La lealtad suele invocarse como una virtud incontestable. En la vida pública se exige, se presume y hasta se negocia como si se tratara de una moneda de estabilidad política o de una prueba definitiva de integridad personal. Sin embargo, pocas nociones resultan tan ambiguas cuando abandonan el terreno de la moral abstracta y se enfrentan a la complejidad del poder. La política convierte casi todas las virtudes en dilemas prácticos, y la lealtad no es la excepción.
Desde la tradición filosófica, la lealtad no puede reducirse a la obediencia ciega ni a la adhesión emocional hacia una persona. Supone una decisión consciente de permanencia frente a una causa, una comunidad o un conjunto de principios compartidos. Aristóteles entendía la virtud como un punto de equilibrio entre extremos, y quizá por ello la lealtad encuentra su mejor expresión lejos tanto del fanatismo como de la traición. Una lealtad absoluta termina anulando el juicio propio; una ausencia total de lealtad vuelve imposible la confianza y sin confianza ninguna comunidad política puede sostenerse demasiado tiempo.

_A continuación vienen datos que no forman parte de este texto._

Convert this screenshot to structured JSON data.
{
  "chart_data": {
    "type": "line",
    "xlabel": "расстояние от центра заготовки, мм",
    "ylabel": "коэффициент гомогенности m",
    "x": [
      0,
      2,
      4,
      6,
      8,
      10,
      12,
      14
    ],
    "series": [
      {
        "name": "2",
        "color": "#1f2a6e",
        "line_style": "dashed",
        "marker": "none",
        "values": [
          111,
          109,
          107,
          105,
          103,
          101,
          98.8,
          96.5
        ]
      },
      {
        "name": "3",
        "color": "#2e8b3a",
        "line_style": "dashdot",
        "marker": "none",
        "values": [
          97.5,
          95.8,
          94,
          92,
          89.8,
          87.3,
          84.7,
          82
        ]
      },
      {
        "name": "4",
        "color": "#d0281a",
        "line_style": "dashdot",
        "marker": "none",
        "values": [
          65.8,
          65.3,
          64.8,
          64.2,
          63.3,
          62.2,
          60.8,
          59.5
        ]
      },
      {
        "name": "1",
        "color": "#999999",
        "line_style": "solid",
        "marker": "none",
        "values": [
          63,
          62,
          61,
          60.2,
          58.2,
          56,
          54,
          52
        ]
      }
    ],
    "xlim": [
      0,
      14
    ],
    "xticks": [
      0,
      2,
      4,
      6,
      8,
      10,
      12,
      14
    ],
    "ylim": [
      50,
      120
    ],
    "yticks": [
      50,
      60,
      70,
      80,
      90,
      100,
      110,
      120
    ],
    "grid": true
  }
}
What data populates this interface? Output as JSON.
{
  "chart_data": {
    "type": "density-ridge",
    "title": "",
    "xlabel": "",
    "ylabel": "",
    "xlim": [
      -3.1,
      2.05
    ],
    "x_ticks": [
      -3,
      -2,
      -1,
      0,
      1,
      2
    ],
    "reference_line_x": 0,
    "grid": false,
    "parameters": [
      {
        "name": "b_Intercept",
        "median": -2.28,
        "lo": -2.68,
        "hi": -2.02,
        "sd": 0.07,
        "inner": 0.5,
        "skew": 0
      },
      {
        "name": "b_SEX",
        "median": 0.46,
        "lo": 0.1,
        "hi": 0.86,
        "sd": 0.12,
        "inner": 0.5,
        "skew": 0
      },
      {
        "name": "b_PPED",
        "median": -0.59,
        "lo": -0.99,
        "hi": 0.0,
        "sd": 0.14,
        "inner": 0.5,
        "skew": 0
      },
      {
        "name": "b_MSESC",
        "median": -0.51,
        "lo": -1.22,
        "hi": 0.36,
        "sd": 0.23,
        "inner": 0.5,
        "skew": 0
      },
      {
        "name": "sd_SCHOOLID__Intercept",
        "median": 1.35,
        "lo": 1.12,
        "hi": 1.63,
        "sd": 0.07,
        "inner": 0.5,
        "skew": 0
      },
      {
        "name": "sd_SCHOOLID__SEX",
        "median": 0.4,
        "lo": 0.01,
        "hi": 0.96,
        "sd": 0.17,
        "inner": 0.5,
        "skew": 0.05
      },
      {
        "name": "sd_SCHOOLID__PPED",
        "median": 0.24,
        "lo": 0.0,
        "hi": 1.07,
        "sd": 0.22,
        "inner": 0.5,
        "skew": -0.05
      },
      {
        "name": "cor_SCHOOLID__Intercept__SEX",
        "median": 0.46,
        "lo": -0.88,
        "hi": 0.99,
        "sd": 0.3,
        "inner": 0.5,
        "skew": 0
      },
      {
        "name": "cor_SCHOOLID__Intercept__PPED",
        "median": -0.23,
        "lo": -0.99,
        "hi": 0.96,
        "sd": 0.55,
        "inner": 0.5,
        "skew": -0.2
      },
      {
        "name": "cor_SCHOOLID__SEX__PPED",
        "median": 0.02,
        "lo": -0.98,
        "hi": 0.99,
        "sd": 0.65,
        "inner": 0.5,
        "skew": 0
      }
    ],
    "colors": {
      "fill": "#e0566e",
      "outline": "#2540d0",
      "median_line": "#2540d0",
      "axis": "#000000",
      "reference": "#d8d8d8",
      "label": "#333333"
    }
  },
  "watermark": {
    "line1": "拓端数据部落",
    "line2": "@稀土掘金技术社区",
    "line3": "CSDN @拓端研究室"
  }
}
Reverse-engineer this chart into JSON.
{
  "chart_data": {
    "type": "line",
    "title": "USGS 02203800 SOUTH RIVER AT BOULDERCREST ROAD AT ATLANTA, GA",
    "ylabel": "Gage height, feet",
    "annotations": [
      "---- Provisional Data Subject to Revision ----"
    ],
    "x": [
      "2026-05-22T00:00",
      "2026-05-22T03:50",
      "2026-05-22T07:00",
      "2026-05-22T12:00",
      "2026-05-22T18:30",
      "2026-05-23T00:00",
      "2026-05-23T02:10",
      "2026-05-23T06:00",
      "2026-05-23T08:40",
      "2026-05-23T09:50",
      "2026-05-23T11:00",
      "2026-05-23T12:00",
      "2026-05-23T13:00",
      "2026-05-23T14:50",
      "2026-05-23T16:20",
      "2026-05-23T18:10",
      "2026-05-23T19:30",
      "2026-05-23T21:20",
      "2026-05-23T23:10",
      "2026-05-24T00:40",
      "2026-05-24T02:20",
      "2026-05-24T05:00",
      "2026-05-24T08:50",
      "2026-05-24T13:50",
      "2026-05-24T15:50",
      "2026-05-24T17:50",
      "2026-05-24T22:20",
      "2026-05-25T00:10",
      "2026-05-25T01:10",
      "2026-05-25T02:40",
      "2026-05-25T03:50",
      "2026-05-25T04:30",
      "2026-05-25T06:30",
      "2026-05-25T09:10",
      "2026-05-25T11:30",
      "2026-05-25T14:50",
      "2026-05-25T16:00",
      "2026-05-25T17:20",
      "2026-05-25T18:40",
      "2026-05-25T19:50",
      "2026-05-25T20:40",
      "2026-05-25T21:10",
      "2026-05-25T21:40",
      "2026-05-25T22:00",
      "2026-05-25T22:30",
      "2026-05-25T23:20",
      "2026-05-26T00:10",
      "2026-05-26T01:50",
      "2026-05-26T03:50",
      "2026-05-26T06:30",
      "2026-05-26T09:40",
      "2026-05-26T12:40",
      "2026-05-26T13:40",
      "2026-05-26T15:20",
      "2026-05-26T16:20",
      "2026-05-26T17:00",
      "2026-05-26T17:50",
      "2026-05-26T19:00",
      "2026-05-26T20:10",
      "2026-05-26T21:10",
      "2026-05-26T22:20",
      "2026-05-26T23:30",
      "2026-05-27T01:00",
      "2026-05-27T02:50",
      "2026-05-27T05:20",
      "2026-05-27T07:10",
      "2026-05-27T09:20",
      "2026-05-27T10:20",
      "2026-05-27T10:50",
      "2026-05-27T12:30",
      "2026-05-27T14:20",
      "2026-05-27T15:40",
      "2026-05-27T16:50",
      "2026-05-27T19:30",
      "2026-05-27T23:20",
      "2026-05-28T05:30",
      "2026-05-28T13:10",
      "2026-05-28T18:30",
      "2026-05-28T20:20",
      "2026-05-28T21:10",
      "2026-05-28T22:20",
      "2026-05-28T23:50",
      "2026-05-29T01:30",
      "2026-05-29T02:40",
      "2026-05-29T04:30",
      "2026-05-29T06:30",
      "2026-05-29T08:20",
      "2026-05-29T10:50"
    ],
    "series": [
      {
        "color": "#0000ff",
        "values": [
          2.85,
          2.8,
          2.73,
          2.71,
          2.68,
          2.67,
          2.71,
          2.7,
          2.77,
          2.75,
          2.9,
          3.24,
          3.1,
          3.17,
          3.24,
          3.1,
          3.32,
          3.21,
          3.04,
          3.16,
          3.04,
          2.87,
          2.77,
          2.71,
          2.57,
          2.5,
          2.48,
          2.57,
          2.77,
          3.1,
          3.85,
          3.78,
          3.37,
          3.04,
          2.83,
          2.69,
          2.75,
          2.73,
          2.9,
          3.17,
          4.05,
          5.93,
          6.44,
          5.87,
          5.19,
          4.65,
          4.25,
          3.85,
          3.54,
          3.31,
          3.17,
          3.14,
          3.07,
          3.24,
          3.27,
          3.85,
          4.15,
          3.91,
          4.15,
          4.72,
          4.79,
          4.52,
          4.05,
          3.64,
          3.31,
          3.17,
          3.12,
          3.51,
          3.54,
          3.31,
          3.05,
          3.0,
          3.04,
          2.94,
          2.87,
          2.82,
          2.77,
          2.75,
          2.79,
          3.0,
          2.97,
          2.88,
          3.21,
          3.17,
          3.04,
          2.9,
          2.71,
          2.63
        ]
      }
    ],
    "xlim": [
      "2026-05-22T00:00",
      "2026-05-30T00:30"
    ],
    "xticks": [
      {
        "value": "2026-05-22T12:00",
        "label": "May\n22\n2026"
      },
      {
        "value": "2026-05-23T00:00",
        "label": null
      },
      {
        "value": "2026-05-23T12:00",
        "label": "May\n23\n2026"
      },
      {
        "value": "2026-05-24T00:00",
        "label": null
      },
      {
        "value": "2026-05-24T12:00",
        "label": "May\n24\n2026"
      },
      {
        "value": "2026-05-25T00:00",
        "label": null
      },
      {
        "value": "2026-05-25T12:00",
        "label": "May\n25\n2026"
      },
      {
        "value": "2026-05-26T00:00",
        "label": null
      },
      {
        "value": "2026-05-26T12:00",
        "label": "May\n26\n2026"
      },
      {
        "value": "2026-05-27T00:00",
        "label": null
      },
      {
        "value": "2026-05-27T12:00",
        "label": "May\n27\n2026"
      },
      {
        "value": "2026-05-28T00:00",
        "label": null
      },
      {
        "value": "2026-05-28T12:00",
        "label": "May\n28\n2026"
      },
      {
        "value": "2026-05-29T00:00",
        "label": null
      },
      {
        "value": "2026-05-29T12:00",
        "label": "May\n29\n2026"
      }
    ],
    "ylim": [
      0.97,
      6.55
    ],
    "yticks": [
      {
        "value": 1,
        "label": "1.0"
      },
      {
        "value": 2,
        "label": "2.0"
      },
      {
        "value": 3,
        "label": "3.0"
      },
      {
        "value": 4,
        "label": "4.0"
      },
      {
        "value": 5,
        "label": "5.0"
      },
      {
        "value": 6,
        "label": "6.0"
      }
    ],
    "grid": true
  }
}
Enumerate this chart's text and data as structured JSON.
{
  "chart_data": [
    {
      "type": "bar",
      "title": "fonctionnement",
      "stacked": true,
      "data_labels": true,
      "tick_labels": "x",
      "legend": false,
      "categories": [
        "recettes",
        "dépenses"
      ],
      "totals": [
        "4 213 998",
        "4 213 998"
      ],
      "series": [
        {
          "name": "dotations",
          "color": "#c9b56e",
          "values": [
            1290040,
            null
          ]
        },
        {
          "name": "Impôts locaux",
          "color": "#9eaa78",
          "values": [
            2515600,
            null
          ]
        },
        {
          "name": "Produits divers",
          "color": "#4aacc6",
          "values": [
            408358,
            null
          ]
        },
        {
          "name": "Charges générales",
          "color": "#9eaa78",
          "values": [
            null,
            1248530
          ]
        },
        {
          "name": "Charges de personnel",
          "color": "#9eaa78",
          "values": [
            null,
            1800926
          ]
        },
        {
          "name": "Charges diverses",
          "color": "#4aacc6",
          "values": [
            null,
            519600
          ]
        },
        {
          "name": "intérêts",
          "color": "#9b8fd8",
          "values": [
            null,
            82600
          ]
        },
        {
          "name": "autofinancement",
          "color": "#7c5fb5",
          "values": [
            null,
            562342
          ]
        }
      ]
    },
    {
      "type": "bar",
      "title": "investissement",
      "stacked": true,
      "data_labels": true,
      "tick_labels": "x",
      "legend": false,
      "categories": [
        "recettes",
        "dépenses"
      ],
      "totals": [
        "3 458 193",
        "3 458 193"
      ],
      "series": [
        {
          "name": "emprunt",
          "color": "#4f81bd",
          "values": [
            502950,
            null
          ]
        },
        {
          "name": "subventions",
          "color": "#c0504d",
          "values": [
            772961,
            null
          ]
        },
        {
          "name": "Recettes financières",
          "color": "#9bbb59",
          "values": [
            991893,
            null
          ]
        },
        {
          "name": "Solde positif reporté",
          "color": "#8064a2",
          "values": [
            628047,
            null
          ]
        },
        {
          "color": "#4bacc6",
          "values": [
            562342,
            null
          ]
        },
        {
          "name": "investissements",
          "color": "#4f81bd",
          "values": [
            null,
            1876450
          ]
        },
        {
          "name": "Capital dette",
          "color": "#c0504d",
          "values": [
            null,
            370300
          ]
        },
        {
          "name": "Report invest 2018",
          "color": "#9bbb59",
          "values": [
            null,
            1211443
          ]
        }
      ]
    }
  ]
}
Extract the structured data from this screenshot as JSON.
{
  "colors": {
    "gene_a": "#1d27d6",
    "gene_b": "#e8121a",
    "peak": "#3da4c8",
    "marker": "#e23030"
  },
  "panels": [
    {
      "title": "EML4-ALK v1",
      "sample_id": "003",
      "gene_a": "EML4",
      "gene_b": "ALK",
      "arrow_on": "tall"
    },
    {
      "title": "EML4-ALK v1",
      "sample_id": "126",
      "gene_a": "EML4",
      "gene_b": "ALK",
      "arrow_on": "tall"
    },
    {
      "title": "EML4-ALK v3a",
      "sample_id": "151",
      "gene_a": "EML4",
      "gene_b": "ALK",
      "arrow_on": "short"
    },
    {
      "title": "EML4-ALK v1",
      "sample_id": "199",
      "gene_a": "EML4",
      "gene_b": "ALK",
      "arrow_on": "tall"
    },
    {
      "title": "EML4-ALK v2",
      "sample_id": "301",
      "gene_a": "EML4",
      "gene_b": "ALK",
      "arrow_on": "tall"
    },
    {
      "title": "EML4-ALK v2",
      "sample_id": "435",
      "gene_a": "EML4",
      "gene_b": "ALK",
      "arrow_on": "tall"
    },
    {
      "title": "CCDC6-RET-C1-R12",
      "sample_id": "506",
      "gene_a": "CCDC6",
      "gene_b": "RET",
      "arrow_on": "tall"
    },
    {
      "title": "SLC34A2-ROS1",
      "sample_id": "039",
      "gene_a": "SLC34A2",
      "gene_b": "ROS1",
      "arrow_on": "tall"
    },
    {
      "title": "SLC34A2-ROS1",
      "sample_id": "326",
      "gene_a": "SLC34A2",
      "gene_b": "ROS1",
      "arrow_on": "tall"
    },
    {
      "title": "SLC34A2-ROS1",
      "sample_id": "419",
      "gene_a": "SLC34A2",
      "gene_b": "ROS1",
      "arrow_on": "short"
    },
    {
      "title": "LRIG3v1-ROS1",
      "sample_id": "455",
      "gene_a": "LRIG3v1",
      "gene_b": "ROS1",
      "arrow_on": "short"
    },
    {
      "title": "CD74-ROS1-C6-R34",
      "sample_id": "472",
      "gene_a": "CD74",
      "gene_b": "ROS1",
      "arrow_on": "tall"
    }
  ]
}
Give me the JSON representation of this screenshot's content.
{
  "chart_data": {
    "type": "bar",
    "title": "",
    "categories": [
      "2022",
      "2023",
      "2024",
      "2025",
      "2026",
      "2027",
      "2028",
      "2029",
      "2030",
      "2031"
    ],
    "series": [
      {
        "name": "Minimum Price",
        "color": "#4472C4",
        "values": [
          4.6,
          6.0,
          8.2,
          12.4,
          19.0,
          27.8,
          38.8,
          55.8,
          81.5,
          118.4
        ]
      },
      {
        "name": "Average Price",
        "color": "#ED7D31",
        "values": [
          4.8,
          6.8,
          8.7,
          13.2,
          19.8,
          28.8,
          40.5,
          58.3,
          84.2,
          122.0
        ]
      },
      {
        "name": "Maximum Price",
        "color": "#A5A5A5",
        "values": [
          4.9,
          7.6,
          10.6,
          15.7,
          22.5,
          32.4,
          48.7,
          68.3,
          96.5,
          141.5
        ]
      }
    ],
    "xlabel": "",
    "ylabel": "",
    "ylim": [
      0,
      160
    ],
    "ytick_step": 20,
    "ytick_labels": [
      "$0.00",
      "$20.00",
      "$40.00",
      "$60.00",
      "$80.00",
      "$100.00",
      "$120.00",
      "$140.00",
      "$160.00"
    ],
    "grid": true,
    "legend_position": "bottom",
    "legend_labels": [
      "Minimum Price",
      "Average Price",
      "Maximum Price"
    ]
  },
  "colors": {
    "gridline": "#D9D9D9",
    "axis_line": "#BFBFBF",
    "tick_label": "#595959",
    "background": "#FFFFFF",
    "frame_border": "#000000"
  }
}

En las democracias contemporáneas, el problema aparece cuando la lealtad deja de dirigirse hacia las instituciones y comienza a concentrarse exclusivamente en las personas. La diferencia parece menor, pero cambia por completo el funcionamiento del poder. La lealtad institucional implica compromiso con reglas, límites y responsabilidades públicas. La lealtad personal, en cambio, suele exigir silencios, subordinación y renuncia al criterio propio. Ahí comienza una tensión que atraviesa partidos, gobiernos y grupos políticos de todas las ideologías.
Con frecuencia se afirma que “la lealtad se paga con lealtad, y la traición con distancia”. La confianza no puede sostenerse si no existe reciprocidad. Permanecer en los momentos difíciles suele ser la prueba más visible de la lealtad auténtica, porque el respaldo solo durante las victorias casi siempre responde más a la conveniencia que a la convicción. No obstante, incluso esa idea encuentra límites cuando la fidelidad hacia una persona entra en conflicto con principios superiores como la legalidad, la justicia o el interés público. Hay quienes consideran que defender a un grupo exige cerrar filas aun frente al error evidente. Otros sostienen que la verdadera lealtad consiste precisamente en advertir desviaciones antes de que se conviertan en crisis irreparables. La historia demuestra que muchos proyectos terminan debilitándose no por exceso de crítica interna, sino por ausencia de ella. Los entornos donde nadie contradice al poder suelen incubar decisiones equivocadas, desconexión con la realidad y deterioro institucional.
La lealtad no siempre paga. Son innumerables los episodios donde quienes permanecen cerca en los momentos difíciles terminan desplazados cuando llegan las negociaciones, los acuerdos o las concesiones políticas. El poder rara vez distribuye posiciones por gratitud. A menudo privilegia equilibrios, contenciones y conveniencias. En esos escenarios, el adversario útil puede resultar más valioso que el aliado incondicional.
Esa lógica explica por qué tantas veces se sacrifica primero a los propios. La política opera bajo cálculos de supervivencia, no bajo códigos sentimentales. Por eso la lealtad absoluta suele producir desengaños profundos. Confundir cercanía con permanencia, y mucho menos con promoción, es un error frecuente dentro del poder. Pero la distorsión más severa aparece cuando la lealtad deja de ser virtud y se convierte en mecanismo informal de control.
Ocurre cuando funcionarios electos por mandato popular delegan decisiones fundamentales a figuras sin responsabilidad prevista en la norma ni en el diseño constitucional, o cuando antiguos liderazgos continúan ejerciendo influencia determinante sobre gobiernos formalmente autónomos. En esos casos ya no se trata de gratitud política, sino de una transferencia indebida de autoridad que erosiona instituciones y diluye responsabilidades públicas.
Permanecer fiel a principios elementales cuando el pragmatismo desplaza convicciones exige templanza. La política obliga a negociar, ceder y adaptarse, pero hay renuncias que terminan vaciando de sentido cualquier proyecto. Al final, la lealtad solo conserva dignidad cuando no exige abandonar la conciencia para conservar espacios de poder.